The small grotto is home to one of the illustrations of the Stations of the Cross.
I met a delightful lady from Country Cork who, when she heard we would only be in the town overnight, told me I should stay for a week, it was a wonderful place -she'd been coming for over 40 years. I've also included a picture of a pomegranate tree just because I love to see them.

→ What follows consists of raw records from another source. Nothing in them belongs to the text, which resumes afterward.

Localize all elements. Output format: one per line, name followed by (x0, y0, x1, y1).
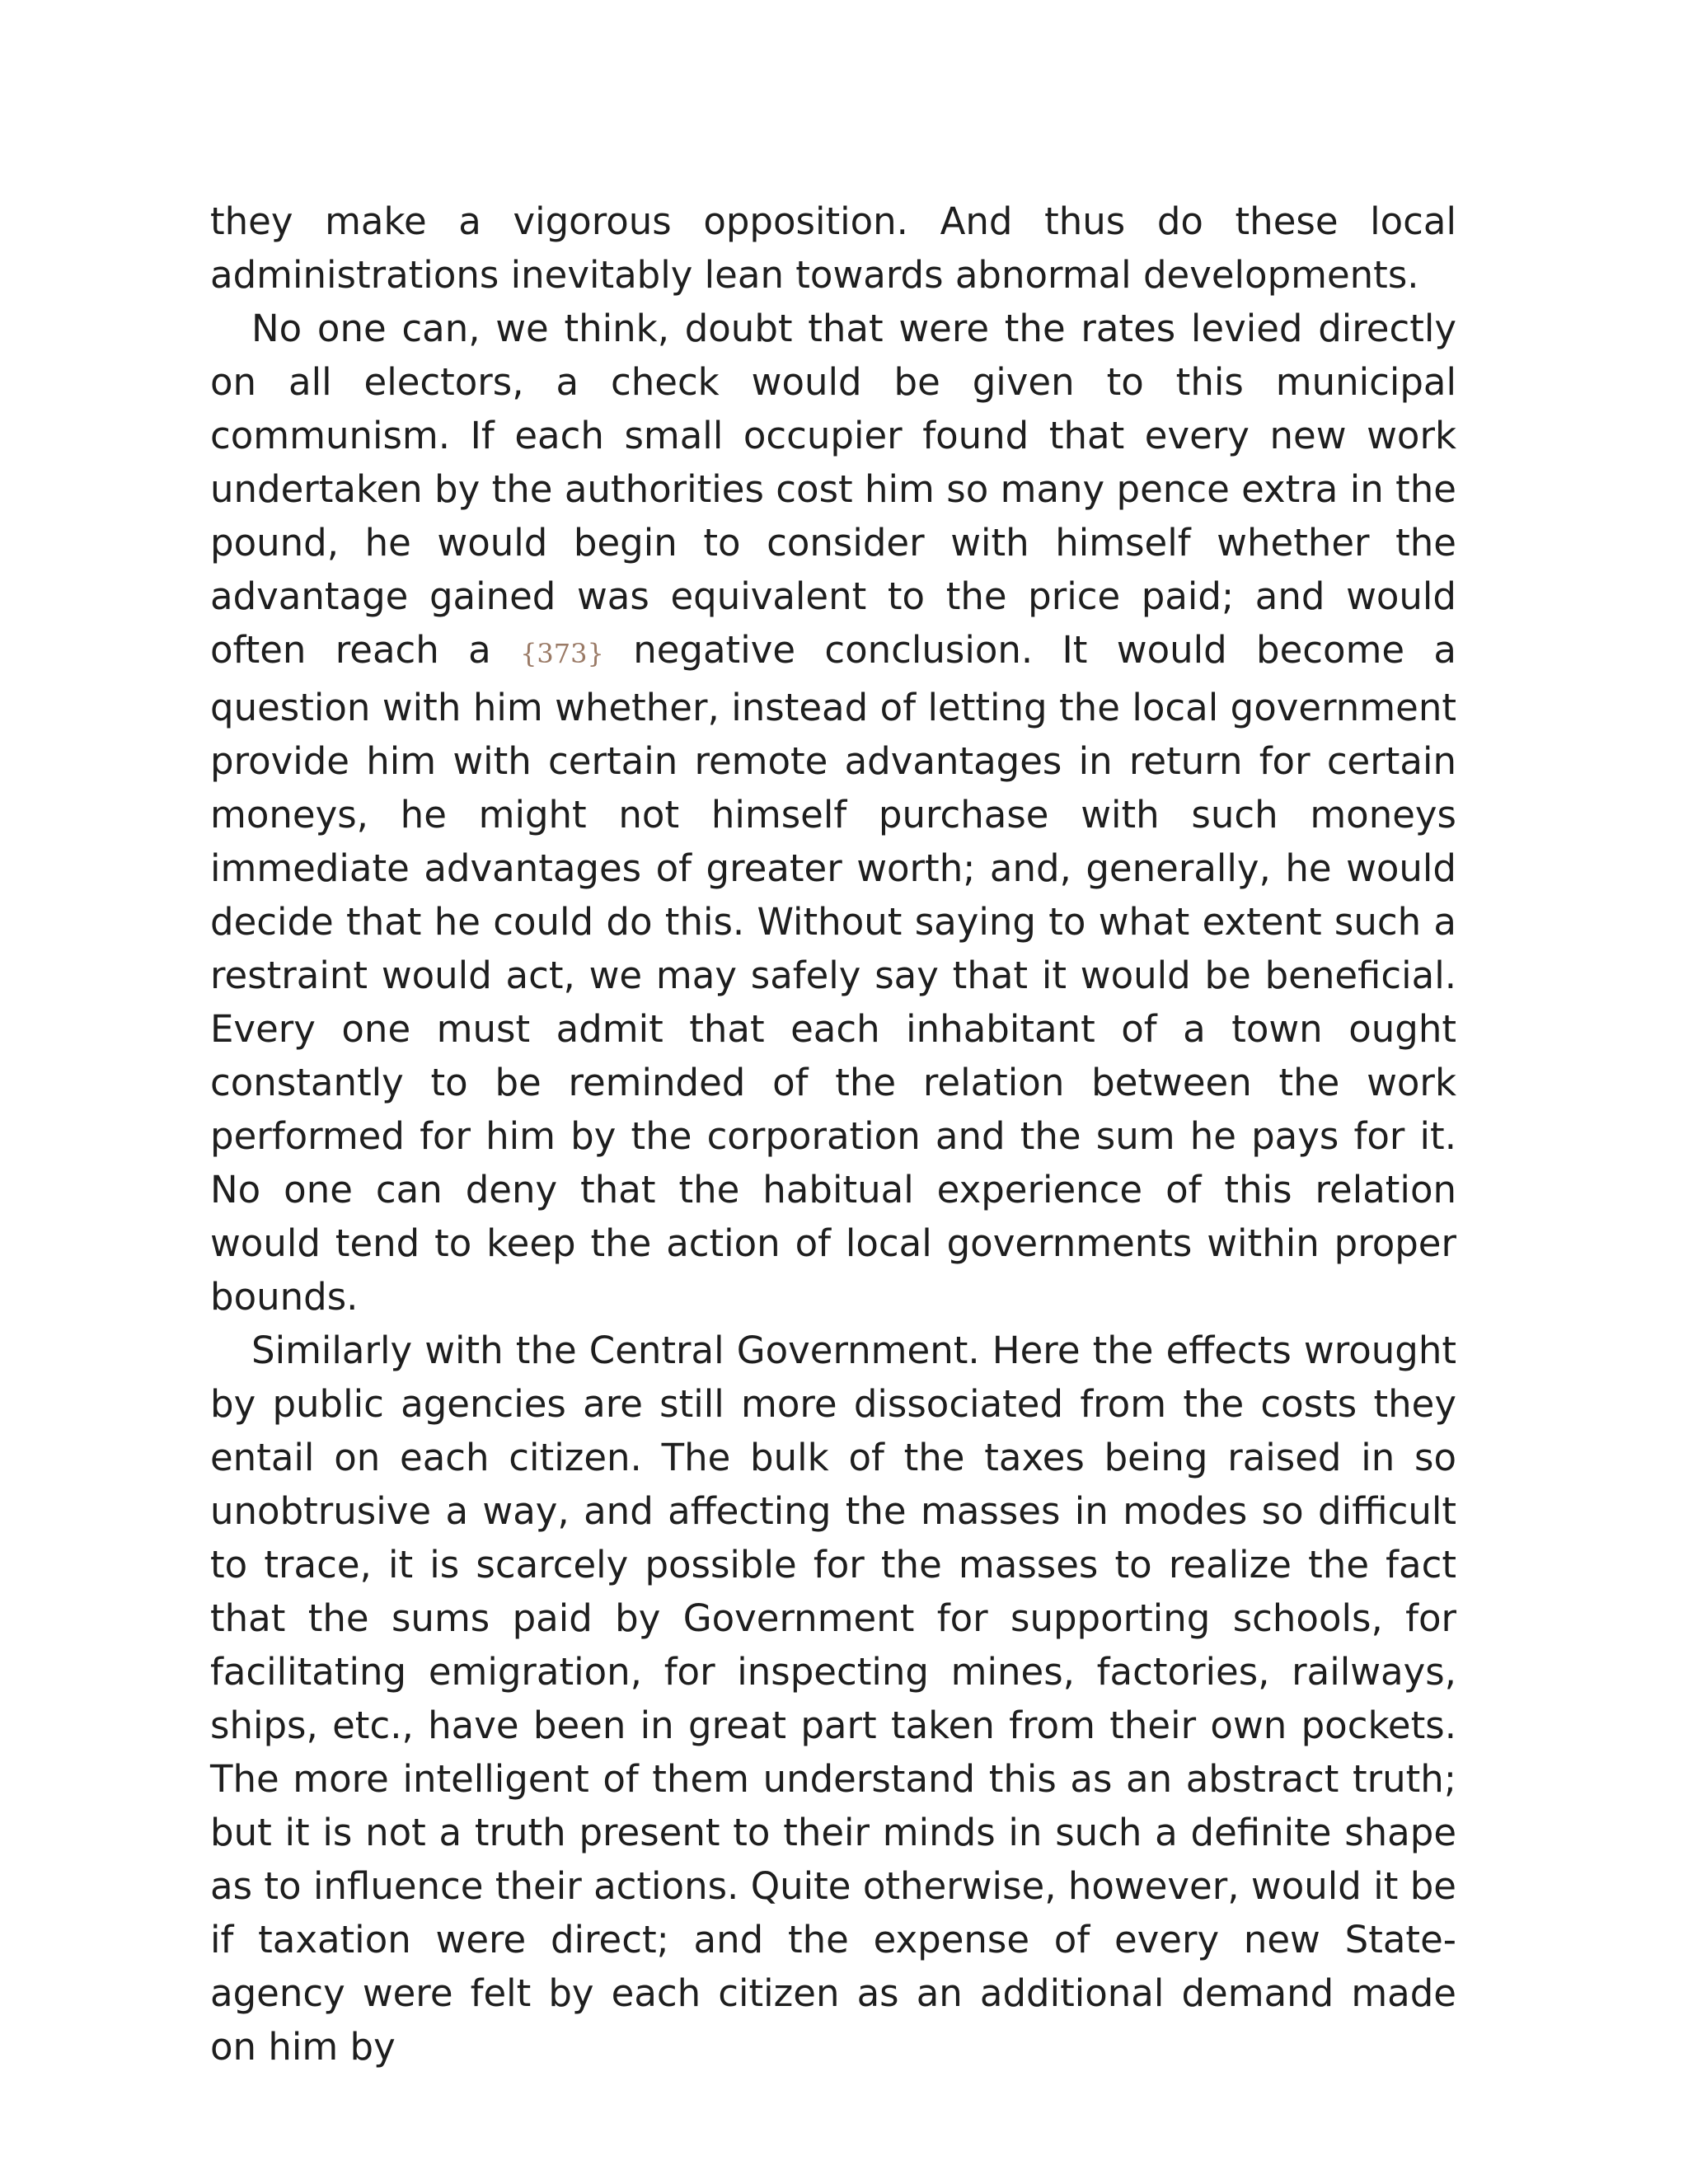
paragraph-text: negative conclusion. It would become a question with him whether, instead of letting the local government provide him with certain remote advantages in return for certain moneys, he might not himself purchase with such moneys immediate advantages of greater worth; and, generally, he would decide that he could do this. Without saying to what extent such a restraint would act, we may safely say that it would be beneficial. Every one must admit that each inhabitant of a town ought constantly to be reminded of the relation between the work performed for him by the corporation and the sum he pays for it. No one can deny that the habitual experience of this relation would tend to keep the action of local governments within proper bounds. (210, 628, 1457, 1319)
document-body (210, 194, 1456, 2074)
page-number-marker[interactable]: {373} (520, 638, 604, 669)
paragraph-text: No one can, we think, doubt that were the rates levied directly on all electors, a check would be given to this municipal communism. If each small occupier found that every new work undertaken by the authorities cost him so many pence extra in the pound, he would begin to consider with himself whether the advantage gained was equivalent to the price paid; and would often reach a (210, 307, 1456, 672)
paragraph-continuation: they make a vigorous opposition. And thus do these local administrations inevitably lean towards abnormal developments. (210, 199, 1456, 297)
paragraph-central-government: Similarly with the Central Government. Here the effects wrought by public agencies are still more dissociated from the costs they entail on each citizen. The bulk of the taxes being raised in so unobtrusive a way, and affecting the masses in modes so difficult to trace, it is scarcely possible for the masses to realize the fact that the sums paid by Government for supporting schools, for facilitating emigration, for inspecting mines, factories, railways, ships, etc., have been in great part taken from their own pockets. The more intelligent of them understand this as an abstract truth; but it is not a truth present to their minds in such a definite shape as to influence their actions. Quite otherwise, however, would it be if taxation were direct; and the expense of every new State-agency were felt by each citizen as an additional demand made on him by (210, 1329, 1456, 2069)
paragraph-municipal-rates (210, 302, 1456, 1324)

After dropping off bags at tonight's less exciting hotel, we headed for Mostar. One of the major visiting highlights of the tour. I didn't know what to expect. Mostar was a centre for the fighting in the civil war 1991-95, until then it had been a place where the different ethnicities lived together fairly happily. During the civil war though it was all but destroyed. The iconic bridge in the centre from which young men dive into the freezing river below, was completely destroyed and rebuilt afterwards from the same stones which were rescued from the river. The town is a mixture of tourist spots and restaurants, the streets are paved in fist sized pebbles (apart from the bridge which is of polished limestone slabs) which are most uncomfortable to walk on. I couldn't resist the bling of the Turkish style coffee set in the main blip!
The locals still talk of the war which set neighbour against neighbour and which saw all three factions (Serb, Croat and Bosnian Herzegovinian) fighting here. Over 2000 were killed and 90,000 fled the city. Much has now been rebuilt but there are still bullet and shell damaged buildings all around, many people didn't come back but they don't know whether our not they died or are still alive. They aren't rebuild on the empty rooms though in case the original owners come back and reclaim them. So the ruins remain.
Extra 2 shows some extraordinary souvenirs made of spent shell and bullet cases.
The mural is on the end of a building where the Synagogue used to be, it is still to be rebuilt, the building behind has bullet and mortar damage still visible.
Btw I forgot to put in yesterday's extras so they are there now if you want to go back to look.